Не наше дело кого-то судить, но жизнь всё расставила по своим местам. Пешков не стал «железным» революционером. Марья Деренкова развелась с Ромасем перед его ссылкой, пережив какую-то личную драму. При встрече с Горьким в 1902 году на его вопрос: «Где Маша?» – Ромась ответил с подлинно революционным хладнокровием: «Кажется, умерла».

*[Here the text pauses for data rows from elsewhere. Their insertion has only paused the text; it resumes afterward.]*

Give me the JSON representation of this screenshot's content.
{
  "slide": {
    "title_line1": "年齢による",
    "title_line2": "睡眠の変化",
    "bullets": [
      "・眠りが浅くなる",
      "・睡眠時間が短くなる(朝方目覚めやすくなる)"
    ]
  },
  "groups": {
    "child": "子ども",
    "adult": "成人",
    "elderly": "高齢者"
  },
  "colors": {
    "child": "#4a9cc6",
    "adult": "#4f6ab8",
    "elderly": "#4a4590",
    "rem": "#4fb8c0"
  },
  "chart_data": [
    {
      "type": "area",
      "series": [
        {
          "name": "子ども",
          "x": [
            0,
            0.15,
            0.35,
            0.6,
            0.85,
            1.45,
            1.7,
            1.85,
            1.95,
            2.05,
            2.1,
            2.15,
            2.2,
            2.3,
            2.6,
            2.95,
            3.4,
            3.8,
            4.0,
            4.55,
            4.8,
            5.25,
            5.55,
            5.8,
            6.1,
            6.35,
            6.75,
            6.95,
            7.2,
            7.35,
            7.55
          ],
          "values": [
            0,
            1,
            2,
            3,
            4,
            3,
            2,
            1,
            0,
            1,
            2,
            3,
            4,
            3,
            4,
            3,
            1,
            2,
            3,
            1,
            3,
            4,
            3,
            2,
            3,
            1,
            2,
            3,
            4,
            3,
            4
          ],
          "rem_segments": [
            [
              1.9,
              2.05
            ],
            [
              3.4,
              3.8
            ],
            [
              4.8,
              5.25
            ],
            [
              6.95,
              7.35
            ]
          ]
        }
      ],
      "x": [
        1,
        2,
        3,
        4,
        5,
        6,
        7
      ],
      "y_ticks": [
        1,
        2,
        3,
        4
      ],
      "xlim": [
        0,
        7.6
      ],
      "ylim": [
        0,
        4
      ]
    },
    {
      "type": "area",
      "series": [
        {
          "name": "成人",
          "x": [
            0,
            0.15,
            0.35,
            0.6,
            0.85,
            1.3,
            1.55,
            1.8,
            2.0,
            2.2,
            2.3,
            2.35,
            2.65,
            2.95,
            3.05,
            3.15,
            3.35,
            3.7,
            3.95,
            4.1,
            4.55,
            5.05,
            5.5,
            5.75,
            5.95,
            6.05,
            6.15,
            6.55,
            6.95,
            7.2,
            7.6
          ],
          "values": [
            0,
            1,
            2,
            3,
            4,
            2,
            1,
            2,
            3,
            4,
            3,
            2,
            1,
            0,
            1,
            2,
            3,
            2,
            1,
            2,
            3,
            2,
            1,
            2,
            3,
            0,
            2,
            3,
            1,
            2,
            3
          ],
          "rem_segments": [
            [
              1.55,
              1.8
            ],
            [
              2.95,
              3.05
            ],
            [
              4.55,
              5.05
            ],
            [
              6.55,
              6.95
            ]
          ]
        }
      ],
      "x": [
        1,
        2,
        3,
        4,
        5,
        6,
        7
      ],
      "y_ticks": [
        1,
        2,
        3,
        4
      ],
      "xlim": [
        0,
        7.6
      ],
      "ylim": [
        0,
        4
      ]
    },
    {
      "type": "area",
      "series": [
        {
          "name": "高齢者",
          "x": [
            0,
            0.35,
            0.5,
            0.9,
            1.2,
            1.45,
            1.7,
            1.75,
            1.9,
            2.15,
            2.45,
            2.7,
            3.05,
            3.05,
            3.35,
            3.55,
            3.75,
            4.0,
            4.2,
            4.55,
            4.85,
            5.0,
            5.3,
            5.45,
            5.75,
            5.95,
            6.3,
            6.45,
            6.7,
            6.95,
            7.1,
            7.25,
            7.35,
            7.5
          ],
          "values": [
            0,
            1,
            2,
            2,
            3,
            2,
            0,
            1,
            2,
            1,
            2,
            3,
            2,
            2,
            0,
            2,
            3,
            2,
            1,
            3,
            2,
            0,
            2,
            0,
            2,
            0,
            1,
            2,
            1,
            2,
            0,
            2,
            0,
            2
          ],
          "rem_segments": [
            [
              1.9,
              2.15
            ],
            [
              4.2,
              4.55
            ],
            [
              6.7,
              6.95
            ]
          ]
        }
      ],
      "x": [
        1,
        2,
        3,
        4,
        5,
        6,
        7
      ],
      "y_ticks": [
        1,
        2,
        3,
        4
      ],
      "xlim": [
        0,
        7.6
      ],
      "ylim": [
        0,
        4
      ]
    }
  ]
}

Она прожила долгую жизнь истинной подвижницы в глухом селе Макарово Стерлитамакского уезда в Башкирии, работая акушеркой и фельдшерицей. В 1931 году, через год после смерти Деренковой, местный башкирский работник отвечал на запрос Горького о судьбе Марьи: «Макарово – небольшое селение верстах в 30 от г. Стерлитамака, в довольно глухом углу, населенном бедной, малокультурной мордвой… В этом селении М.С. проработала и прожила почти всю свою одинокую жизнь, обслуживая медицинской помощью и работая большею частью самостоятельно, так как врачей в такие глухие углы залучить было трудно. Население довольно большой округи ее хорошо знало. Имя М.С. приходилось слышать постоянно. О прошлом М.С. не любила говорить, и мало что приходилось от нее слышать… Только когда появились «Мои университеты» и к ней стали обращаться с вопросами, не о ней ли идет речь, она кое-что рассказала о своей жизни, но и здесь не была особенно таровата; иногда ей почему-то казалось, что Вы можете быть в Башкирии и, может быть, даже в наших краях… Несмотря на свое слабое здоровье, вечно хлопотала о нуждах обслуживаемого населения, с каким-то удивительным терпением перенося все тяготы работы и жизни в глухих углах. Три года назад ее работа и служба были отмечены общественностью присуждением ей звания «героя труда». Скончалась М.С. 24 ноября 1930 года в том же Макарове».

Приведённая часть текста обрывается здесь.